Editorial du « Monde ». Début juin, l’une des firmes pionnières de l’ère numérique, Yahoo, a été rachetée par un des géants des télécoms aux Etats-Unis, Verizon Communications. L’affaire n’eût guère suscité de commentaires outre-Atlantique, n’était le montant de l’indemnité perçue – près de 200 millions de dollars – par la PDG de Yahoo, à l’issue d’un mandat de cinq ans des plus médiocres. Une fois de plus était posée la question des rémunérations pharaoniques des grands patrons du capitalisme global – et de leur impact sur la perception de la mondialisation et la montée des mouvements populistes.

Le conseil d’administation de Renault a voté à nouveau, jeudi 15 juin – à une petite majorité, il est vrai –, un montant d’émoluments de 7 millions d’euros à son PDG, Carlos Ghosn, qui, venant s’ajouter à ce qu’il perçoit de Nissan, contribueront à doter « Super Carlos » d’un revenu annuel de 15 millions d’euros. Son homologue de General Motors empoche plus de 22 millions de dollars par an, et celui de Ford, qui vient d’être remercié pour performance insuffisante, pas moins de 17 millions.

Ces sommes, faramineuses au point d’en devenir irréelles, sont doublement déconnectées de toute réalité. Elles le sont d’abord au regard des performances des grands patrons. Au total, Marissa Mayer, la PDG de Yahoo, âgée de 42 ans, aura touché 900 000 dollars par semaine durant les cinq ans qu’elle a passés à la tête d’une firme qu’elle n’a pas su sortir de l’ornière. On ne peut pas en dire autant de Carlos Ghosn, qui, arrivé à la tête de Renault en 2005, a transformé la firme française en l’un des géants de l’automobile mondiale.

Un symbole de l’explosion des inégalités

Mais ces traitements de féodaux sont aussi de plus en plus déconnectés des sociétés civiles dans lesquelles les patrons opèrent. En 1965, le PDG d’une grande firme aux Etats-Unis percevait un revenu annuel presque vingt fois supérieur au salaire médian dans son entreprise. Aujourd’hui, les mieux payés des patrons américains encaissent un revenu de l’ordre de 300 à 400 fois celui de l’employé type de leurs sociétés.

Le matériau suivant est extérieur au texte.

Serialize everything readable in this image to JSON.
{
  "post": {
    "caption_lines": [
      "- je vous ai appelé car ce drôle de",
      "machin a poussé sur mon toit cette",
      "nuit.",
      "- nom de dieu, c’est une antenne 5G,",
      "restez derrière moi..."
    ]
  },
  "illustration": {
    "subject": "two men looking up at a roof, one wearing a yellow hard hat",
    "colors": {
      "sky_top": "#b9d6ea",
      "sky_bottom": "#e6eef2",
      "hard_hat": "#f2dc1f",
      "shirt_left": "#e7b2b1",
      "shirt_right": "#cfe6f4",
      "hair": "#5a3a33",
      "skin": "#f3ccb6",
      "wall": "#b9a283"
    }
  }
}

Le décrochage s’amorce dans les années 1970, au moment, précisément, où, aux Etats-Unis plus qu’en Europe, les revenus de la classe moyenne commencent à se tasser. Une courbe va monter, l’autre stagner. Les salaires des super-patrons vont être le symbole, plus que la cause, de l’explosion des inégalités au fil de la mondialisation de l’économie. Ils incarnent l’ébranlement de sociétés fondées sur une classe moyenne importante, noyau dur du modèle des démocraties sociales de l’après-guerre – rooseveltien, capitaliste rhénan ou à la française.

En ce sens, cette nomenklatura surpayée ne va pas peu contribuer à la montée de la détestation des élites qui fonde les éruptions populistes d’aujourd’hui. C’est dangereux pour la démocratie, mais aussi pour l’économie de marché. Cela commence à inquiéter les investisseurs. L’un des plus grands d’entre eux, la firme américaine BlackRock, vient de rendre publique une note stigmatisant le délire des revenus des grands PDG, suggérant un modèle d’émoluments ancrés dans les résultats globaux de l’entreprise, bref indexés sur le talent et rattachant, un peu, ces femmes et ces hommes, fussent-ils exceptionnels, à notre monde.

Comme on est en période de baccalauréat, on citera Sartre, qui, dans cette sorte d’autobiographie que sont Les Mots, disait qu’il aura été « tout un homme, fait de tous les autres et qui les vaut tous et que vaut n’importe qui ».